Figure 6

Lp-PLA2-/- mice had similar degree of airway inflammation, circulating and local IgE but attenuated IL-4 and IL-5 release in the BAL fluid when compared with WT mice. (A): Representative photomicrographs of H&E stained sections from formalin fixed and paraffin embedded lung tissue of each group. (B): Inflammation was semi-quantitatively assessed (median shown; n=3-11). The following inflammation score was used: (0-0.5): no infiltrates, intact lung structure. (1-1.5): <10 inflammatory cells/field. (2-2.5): Peri-bronchial/peri-vascular infiltrates. (3-3.5): peribronchial/vascular cuffing with parenchymal extensions. The entire tissue section was scored. (C-D): Total IgE and anti-Af specific IgE was measured by ELISA from serum and BAL samples of either non-sensitized (n=3) or Af-sensitized (n=11-16) mice. All animals received a single Af challenge. Maxisorp 96-well plates were used and IgE was detected by HRP-conjugated anti-mouse IgE. Data presented as ng/ml for total IgE with group median (C) or OD450 nm with group median for anti-Af specific IgE (D).

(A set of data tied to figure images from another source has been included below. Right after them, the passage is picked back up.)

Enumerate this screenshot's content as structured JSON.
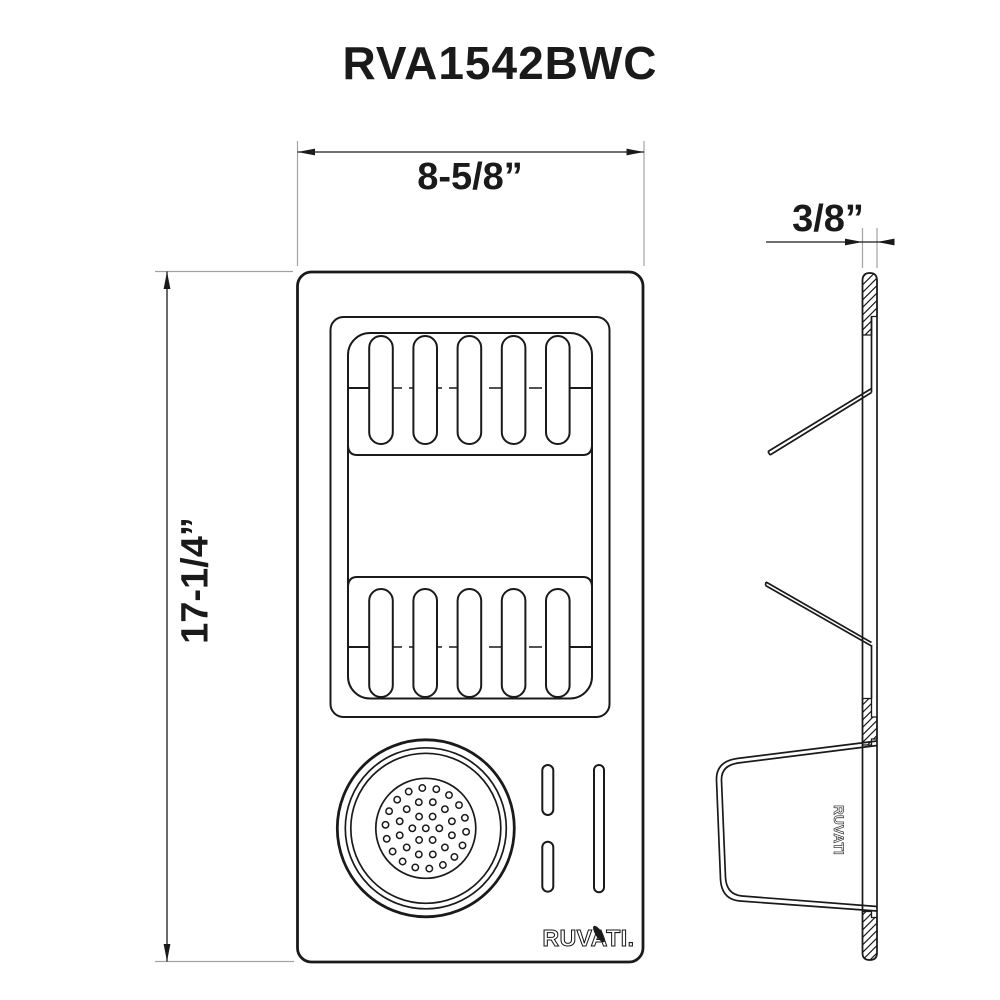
{
  "title": "RVA1542BWC",
  "dimensions": {
    "width_label": "8-5/8”",
    "height_label": "17-1/4”",
    "thickness_label": "3/8”"
  },
  "brand": {
    "front_logo": "RUVATI.",
    "side_logo": "RUVATI"
  },
  "icons": {
    "logo_leaf": "leaf-icon"
  },
  "colors": {
    "line": "#1a1a1a",
    "extension_line": "#a3a3a3",
    "background": "#ffffff"
  }
}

The measurements were performed in duplicates. (D left panel): A strong positive correlation is shown between serum Lp-PLA2/PAF-AH levels (ratio over naïve serum ctr) and Af specific serum IgE levels in WT mice (but not Lp-PLA2-/- mice, not shown), sensitized and challenged with Af. (E-F): Cytokine and chemokine levels in cell-free BAL supernatant were measured by a Luminex assay. (E): Correlation of Th2-related mediators with IL-4 (on the y axis). The points represent log10 transformed individual values. (F): Cytokine profiles shown among 4 groups, n=3-7. Data are presented as mean ± SEM, pg/ml. Student’t test *p<0.05.